The leading cause of genital warts is the sexually transmitted infection (STI) of specific strains of the human papillomavirus (HPV). The strains that are typically responsible for causing genital warts are HPV-6 and HPV-11. However, keep in mind that these are not the strains that are often associated with cervical cancer.
According to medical experts, HPV is one of the most common sexually transmitted infections, and nearly every sexually active person may experience HPV at some point in their lives.
What is Herpes?
Most of the time, herpes infections are caused by assorted strains of the herpes simplex virus (HSV). It is important to note that HSV-1, the virus often associated with oral herpes and cold sores, is incredibly common worldwide. Similarly, HSV-2, the virus known for causing genital herpes, is less common than HSV-1. However, it is still pretty standard around the world among individuals between 15-50.
Herpes infections can induce agonising blisters on the mouth or genitals. These blisters can appear on areas surrounding the mouth or genitalia, too.
Symptoms of HPV and Herpes
Since both are classified under sexually transmitted diseases and infections, it is a given that both HPV and herpes can be transmitted by sexual contact. This sexual contact can include vaginal, anal, or oral sex.
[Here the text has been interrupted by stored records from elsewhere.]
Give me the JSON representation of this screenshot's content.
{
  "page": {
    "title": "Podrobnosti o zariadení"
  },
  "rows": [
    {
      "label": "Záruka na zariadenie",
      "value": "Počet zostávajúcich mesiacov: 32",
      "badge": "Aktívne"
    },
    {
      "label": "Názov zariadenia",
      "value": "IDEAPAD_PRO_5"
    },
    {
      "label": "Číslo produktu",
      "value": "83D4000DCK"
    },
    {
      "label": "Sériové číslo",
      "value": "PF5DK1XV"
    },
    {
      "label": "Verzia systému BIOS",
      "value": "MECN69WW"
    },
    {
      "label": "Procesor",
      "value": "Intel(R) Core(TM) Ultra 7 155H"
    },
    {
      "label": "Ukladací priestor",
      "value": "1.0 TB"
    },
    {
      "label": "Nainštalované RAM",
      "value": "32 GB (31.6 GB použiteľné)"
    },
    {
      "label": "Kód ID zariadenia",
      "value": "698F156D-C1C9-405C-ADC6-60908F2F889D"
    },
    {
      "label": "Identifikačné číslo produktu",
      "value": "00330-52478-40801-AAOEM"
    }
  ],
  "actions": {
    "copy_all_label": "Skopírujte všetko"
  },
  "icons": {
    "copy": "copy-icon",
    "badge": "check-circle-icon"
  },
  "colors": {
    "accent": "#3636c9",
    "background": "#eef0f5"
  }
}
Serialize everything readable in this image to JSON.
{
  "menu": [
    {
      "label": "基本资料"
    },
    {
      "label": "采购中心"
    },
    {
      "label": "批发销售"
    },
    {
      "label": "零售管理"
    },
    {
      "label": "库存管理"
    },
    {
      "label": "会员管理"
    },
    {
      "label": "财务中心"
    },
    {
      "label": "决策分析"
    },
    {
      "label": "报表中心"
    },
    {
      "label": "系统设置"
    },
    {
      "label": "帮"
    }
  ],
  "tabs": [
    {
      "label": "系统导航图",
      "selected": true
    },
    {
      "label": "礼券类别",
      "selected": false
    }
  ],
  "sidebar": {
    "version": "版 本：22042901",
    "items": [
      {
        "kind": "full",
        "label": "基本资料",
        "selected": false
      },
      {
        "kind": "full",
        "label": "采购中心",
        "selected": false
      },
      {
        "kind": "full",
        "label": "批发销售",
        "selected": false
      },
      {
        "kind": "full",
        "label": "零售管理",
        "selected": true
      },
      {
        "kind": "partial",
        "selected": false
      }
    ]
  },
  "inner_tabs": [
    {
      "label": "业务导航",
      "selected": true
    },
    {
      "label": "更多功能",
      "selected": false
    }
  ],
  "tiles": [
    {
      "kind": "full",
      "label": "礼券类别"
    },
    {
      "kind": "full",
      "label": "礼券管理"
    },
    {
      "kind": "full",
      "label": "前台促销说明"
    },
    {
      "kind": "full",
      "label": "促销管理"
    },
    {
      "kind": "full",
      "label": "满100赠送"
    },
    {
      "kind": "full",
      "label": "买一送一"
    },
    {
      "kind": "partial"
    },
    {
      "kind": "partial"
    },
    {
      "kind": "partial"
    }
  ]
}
One of the critical differences between HPV and herpes is that after exposure to HPV, it can take up to several weeks or even months before warts appear in the infected area. On the other hand, when it comes to genital herpes, it only takes 2-12 days for an infection to show symptoms.
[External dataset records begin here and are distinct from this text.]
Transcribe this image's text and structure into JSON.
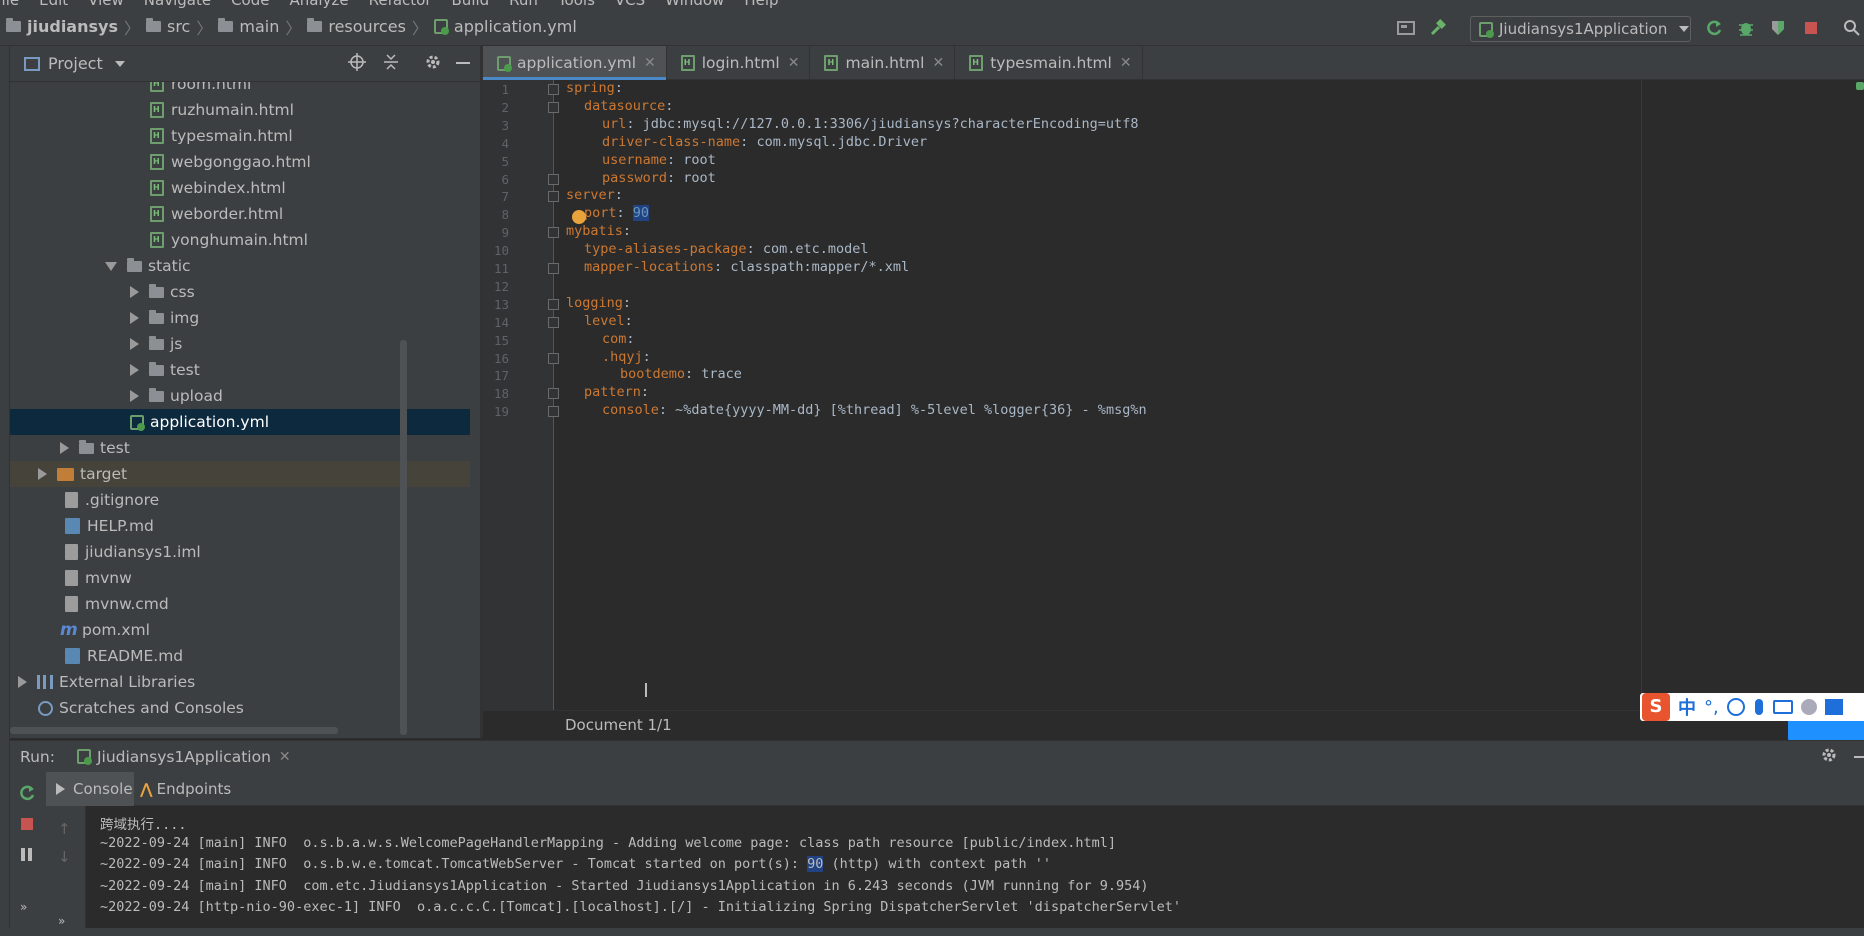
{
  "menu": [
    "File",
    "Edit",
    "View",
    "Navigate",
    "Code",
    "Analyze",
    "Refactor",
    "Build",
    "Run",
    "Tools",
    "VCS",
    "Window",
    "Help"
  ],
  "breadcrumb": [
    "jiudiansys",
    "src",
    "main",
    "resources",
    "application.yml"
  ],
  "toolbar": {
    "run_config": "Jiudiansys1Application"
  },
  "project": {
    "title": "Project",
    "tree": [
      {
        "label": "room.html",
        "type": "html"
      },
      {
        "label": "ruzhumain.html",
        "type": "html"
      },
      {
        "label": "typesmain.html",
        "type": "html"
      },
      {
        "label": "webgonggao.html",
        "type": "html"
      },
      {
        "label": "webindex.html",
        "type": "html"
      },
      {
        "label": "weborder.html",
        "type": "html"
      },
      {
        "label": "yonghumain.html",
        "type": "html"
      },
      {
        "label": "static",
        "type": "folder-open"
      },
      {
        "label": "css",
        "type": "folder"
      },
      {
        "label": "img",
        "type": "folder"
      },
      {
        "label": "js",
        "type": "folder"
      },
      {
        "label": "test",
        "type": "folder"
      },
      {
        "label": "upload",
        "type": "folder"
      },
      {
        "label": "application.yml",
        "type": "yml"
      },
      {
        "label": "test",
        "type": "folder"
      },
      {
        "label": "target",
        "type": "folder-orange"
      },
      {
        "label": ".gitignore",
        "type": "file"
      },
      {
        "label": "HELP.md",
        "type": "md"
      },
      {
        "label": "jiudiansys1.iml",
        "type": "file"
      },
      {
        "label": "mvnw",
        "type": "file"
      },
      {
        "label": "mvnw.cmd",
        "type": "file"
      },
      {
        "label": "pom.xml",
        "type": "maven"
      },
      {
        "label": "README.md",
        "type": "md"
      },
      {
        "label": "External Libraries",
        "type": "lib"
      },
      {
        "label": "Scratches and Consoles",
        "type": "scratch"
      }
    ]
  },
  "tabs": [
    {
      "label": "application.yml",
      "active": true
    },
    {
      "label": "login.html"
    },
    {
      "label": "main.html"
    },
    {
      "label": "typesmain.html"
    }
  ],
  "editor": {
    "lines": [
      {
        "n": "1",
        "key": "spring",
        "sep": ":",
        "val": "",
        "indent": 0
      },
      {
        "n": "2",
        "key": "datasource",
        "sep": ":",
        "val": "",
        "indent": 1
      },
      {
        "n": "3",
        "key": "url",
        "sep": ": ",
        "val": "jdbc:mysql://127.0.0.1:3306/jiudiansys?characterEncoding=utf8",
        "indent": 2
      },
      {
        "n": "4",
        "key": "driver-class-name",
        "sep": ": ",
        "val": "com.mysql.jdbc.Driver",
        "indent": 2
      },
      {
        "n": "5",
        "key": "username",
        "sep": ": ",
        "val": "root",
        "indent": 2
      },
      {
        "n": "6",
        "key": "password",
        "sep": ": ",
        "val": "root",
        "indent": 2
      },
      {
        "n": "7",
        "key": "server",
        "sep": ":",
        "val": "",
        "indent": 0
      },
      {
        "n": "8",
        "key": "port",
        "sep": ": ",
        "val": "90",
        "indent": 1
      },
      {
        "n": "9",
        "key": "mybatis",
        "sep": ":",
        "val": "",
        "indent": 0
      },
      {
        "n": "10",
        "key": "type-aliases-package",
        "sep": ": ",
        "val": "com.etc.model",
        "indent": 1
      },
      {
        "n": "11",
        "key": "mapper-locations",
        "sep": ": ",
        "val": "classpath:mapper/*.xml",
        "indent": 1
      },
      {
        "n": "12",
        "key": "",
        "sep": "",
        "val": "",
        "indent": 0
      },
      {
        "n": "13",
        "key": "logging",
        "sep": ":",
        "val": "",
        "indent": 0
      },
      {
        "n": "14",
        "key": "level",
        "sep": ":",
        "val": "",
        "indent": 1
      },
      {
        "n": "15",
        "key": "com",
        "sep": ":",
        "val": "",
        "indent": 2
      },
      {
        "n": "16",
        "key": ".hqyj",
        "sep": ":",
        "val": "",
        "indent": 2
      },
      {
        "n": "17",
        "key": "bootdemo",
        "sep": ": ",
        "val": "trace",
        "indent": 3
      },
      {
        "n": "18",
        "key": "pattern",
        "sep": ":",
        "val": "",
        "indent": 1
      },
      {
        "n": "19",
        "key": "console",
        "sep": ": ",
        "val": "~%date{yyyy-MM-dd} [%thread] %-5level %logger{36} - %msg%n",
        "indent": 2
      }
    ],
    "status": "Document 1/1"
  },
  "run": {
    "label": "Run:",
    "config": "Jiudiansys1Application",
    "tab_console": "Console",
    "tab_endpoints": "Endpoints",
    "lines": [
      "跨域执行....",
      "~2022-09-24 [main] INFO  o.s.b.a.w.s.WelcomePageHandlerMapping - Adding welcome page: class path resource [public/index.html]",
      "~2022-09-24 [main] INFO  o.s.b.w.e.tomcat.TomcatWebServer - Tomcat started on port(s): |90| (http) with context path ''",
      "~2022-09-24 [main] INFO  com.etc.Jiudiansys1Application - Started Jiudiansys1Application in 6.243 seconds (JVM running for 9.954)",
      "~2022-09-24 [http-nio-90-exec-1] INFO  o.a.c.c.C.[Tomcat].[localhost].[/] - Initializing Spring DispatcherServlet 'dispatcherServlet'"
    ]
  },
  "ime": {
    "label": "中"
  },
  "colors": {
    "accent": "#4a88c7",
    "selection": "#0d293e",
    "yaml_key": "#cc7832",
    "number": "#6897bb"
  }
}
However, remember that one can get exposed to herpes and contract the virus without going through an active outbreak of herpes blisters phase.
Symptoms of HPV and Genital Warts
- Warts with a shape similar to that of cauliflower (the texture may vary in size, shape, and colour). Although sometimes warts are too small to be visible to the human eye.
- Men may get warts on the penis, scrotum, groin, inner thighs, inside or around the anus, or even the area surrounding the buttocks.
- Females may get warts on the cervix, inside or the area around the vagina, or inside or around the anus. They may also experience vaginal discharge, itching, bleeding, or a burning sensation.
- Warts are not limited to the genitalia. Any area that makes contact with the infected area will result in warts. It can appear on the mouth, lips, tongue, or throat of someone who has contracted HPV through oral sex.
Symptoms of HSV-2 and Genital Herpes
- Tiny, agonising, fluid-filled blisters may appear in or around the genitals, inner thighs, or in or around the anus.
- Sensations of tingling, itching, and burning may be experienced about 1-3 days before the sores actually appear.
- Fever of 38.3°C or higher.
- Migraines or headaches.
- Aches in the body.
- Swollen lymph nodes.
- Exhaustion or fatigue.
- Fluid-filled blisters in or around the mouth, nose, chin or eyes of someone who contracted a herpes infection through oral sex.
Prevention Methods of HPV
In order to reduce the risk of developing or contracting genital warts, several precautions can be taken, which include:
- Getting the HPV vaccine. The age limit for the vaccine is 9 to 45 years.
- Never have unprotected sexual intercourse. Instead, opt for condoms, dental dams, or proper barrier protection methods during any type of sexual contact.
- Avoid having sexual contact with people who have a current known outbreak of genital warts.
Prevention Methods for Herpes
In order to reduce the risk of genital herpes outbreaks, you can practice several precautionary measures. And they are:
- Avoid kissing or having sexual contact with an individual who has an active herpes blister outbreak.
- Avoid having unprotected sexual intercourse. Instead, always use condoms, dental dams, or some sort of proper barrier protection methods before having any sexual contact.
- Make it a priority to discuss sexual history with all partners.
- Try to limit sexual partners since the increased exposure through sexual activity can actually increase the risk of contracting and developing genital herpes.
Genital warts and herpes are both viruses that have a few similarities, the most prominent being the common symptom of genital lesions. In addition to this, they both can cause no symptoms at all making it more complicated to identify them. However, it is wise to get a checkup and consult a doctor as soon as you spot any kind of irregularity concerning your genitalia.